The undersigned agrees that each such attorney-in-fact herein may rely entirely
on information furnished orally or in writing by the undersigned to such
attorney-in-fact. The undersigned also agrees to indemnify and hold harmless
the Company and each such attorney-in-fact against an losses, claims, damages or
liabilities (or actions in these reports) that arise out of or are based upon
any untrue statements or omission of necessary facts in the information provided
by the undersigned to such attorney-in-fact for purposes of executing,
acknowledging, delivering or filing Forms 3, 4 or 5 (including amendments
thereto) or Form ID and agrees to reimburse the Company and such
attorney-in-fact for any legal or other expenses reasonably incurred in
connection with investigating or defending against any such loss, claim, damage,
liability or action.
This Power of Attorney supersedes any power of attorney previously executed by
the undersigned regarding the purposes outlined in the first paragraph hereof
("Prior Powers of Attorney"), and the authority of the attorney-in-fact named in
any Prior Powers of Attorney is hereby revoked.

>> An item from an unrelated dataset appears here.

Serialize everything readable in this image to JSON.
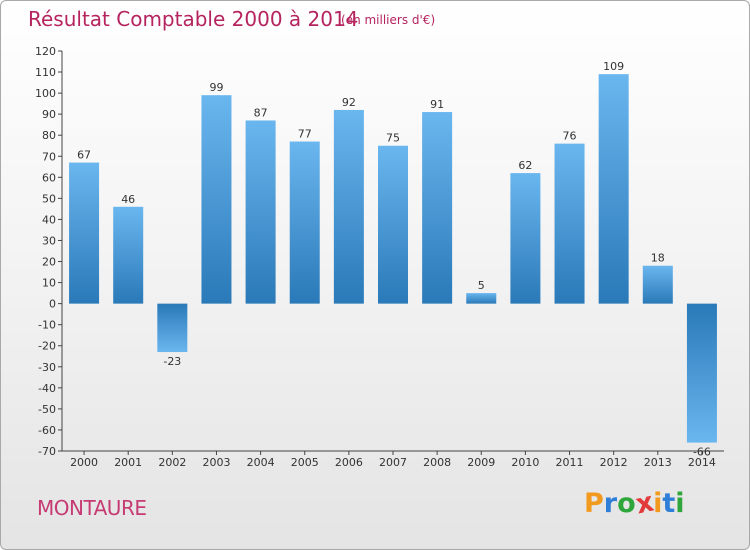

This Power of Attorney shall remain in full force and effect until the
undersigned is no longer required to file Forms 3, 4, and 5 with respect to the
undersigned's holdings of and transactions in securities issued by the Company,
unless earlier revoked by the undersigned in a signed writing delivered to the
foregoing attorneys-in-fact.
IN WITNESS WHEREOF, the undersigned has caused this Power of Attorney to be
executed as of this 30th day of September, 2021.